I trasporti avvenivano secondo la Lex Hieronica secondo la quale la produzione cerealicola veniva trasportata velocemente verso i “caricatori” (deportatio ad acquam), usanza che rimase fino all’Ottocento. Infatti era d’uso delle flotte militari fermarsi per fare la riserva d’acqua.
Dal mare si sviluppò un’intensa attività commerciale con i caricatori ufficiali e quelli di contrabbando. Nei litorali erano presenti dei casali, con torri di guardia, ed empori, sorti fin dal periodo fenicio.
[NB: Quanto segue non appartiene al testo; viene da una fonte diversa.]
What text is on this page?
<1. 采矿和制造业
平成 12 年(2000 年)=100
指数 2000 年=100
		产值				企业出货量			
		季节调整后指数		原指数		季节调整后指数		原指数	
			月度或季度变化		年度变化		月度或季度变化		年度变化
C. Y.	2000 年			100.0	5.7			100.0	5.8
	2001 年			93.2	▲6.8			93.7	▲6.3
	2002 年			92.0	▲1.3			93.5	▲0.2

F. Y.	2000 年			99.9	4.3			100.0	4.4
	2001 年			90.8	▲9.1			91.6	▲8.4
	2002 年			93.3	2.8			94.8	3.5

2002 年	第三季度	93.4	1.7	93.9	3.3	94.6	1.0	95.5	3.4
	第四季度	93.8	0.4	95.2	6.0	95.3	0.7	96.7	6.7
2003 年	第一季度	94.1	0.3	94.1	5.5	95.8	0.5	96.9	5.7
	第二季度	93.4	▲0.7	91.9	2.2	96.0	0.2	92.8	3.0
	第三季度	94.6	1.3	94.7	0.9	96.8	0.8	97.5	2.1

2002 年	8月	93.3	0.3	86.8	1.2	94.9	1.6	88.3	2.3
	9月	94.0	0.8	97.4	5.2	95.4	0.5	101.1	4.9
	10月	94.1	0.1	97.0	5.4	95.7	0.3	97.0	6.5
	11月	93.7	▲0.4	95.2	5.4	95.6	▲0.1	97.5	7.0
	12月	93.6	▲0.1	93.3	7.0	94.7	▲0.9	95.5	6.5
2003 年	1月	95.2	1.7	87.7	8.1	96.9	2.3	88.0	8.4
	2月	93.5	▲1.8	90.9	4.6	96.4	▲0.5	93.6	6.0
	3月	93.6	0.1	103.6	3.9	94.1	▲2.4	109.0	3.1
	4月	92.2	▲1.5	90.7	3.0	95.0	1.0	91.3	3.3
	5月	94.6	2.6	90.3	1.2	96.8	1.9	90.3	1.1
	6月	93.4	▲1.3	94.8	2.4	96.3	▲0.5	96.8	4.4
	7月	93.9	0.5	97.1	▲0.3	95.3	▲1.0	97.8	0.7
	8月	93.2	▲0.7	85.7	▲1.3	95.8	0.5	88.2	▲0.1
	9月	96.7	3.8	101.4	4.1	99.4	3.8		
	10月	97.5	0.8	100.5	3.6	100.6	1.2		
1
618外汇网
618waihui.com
Il mare e le vie per marittima loca furono luogo privilegiato di tutti i commerci che avvennero in prossimità di porti naturali, cale o fiumi e che sin dai romani, vennero descritti dai vari geografi. Dal mare, però, vennero anche i pericoli: le flotte nemiche o i corsari.
Lo Jato, anche se non ebbe un emporio a mare, consentì che il commercio si sviluppasse in direzione sud verso l’antica Jatina e Petra.
Un via vai di imbarcazioni cariche di riso, cereali e canna da zucchero, che risalivano il fiume Jato. Arrivavano agli approdi a mare dove le navi venivano rifornite, pronte a salpare per la distribuzione. Una fitta rete commerciale di cui oggi sopravvivono solo le tracce che la storia ha lasciato.
Fauna e flora
Nel suo ambiente fluviale vi si pescavano anguille, tinche, granchi, rane, chi era senza un lavoro si improvvisava ambulante occasionale, vendendo il pescato del fiume per le vie del paese (“i pisci cantani”). La vegetazione lungo il fiume è caratterizzata da salici, pioppi, fitti canneti (arundo donax), capelvenere, euphorbia dendroides, edera, alloro, oleandro, ginestra, mirto, disa (ampelodesmos), asparago, menta selvatica, more, mirtilli, muschi, licheni ed altre specie della macchia mediterranea. Ai pioppi si aggiungevano altri alberi sempreverdi tra i quali le querce da sughero, il carrubo, il leccio.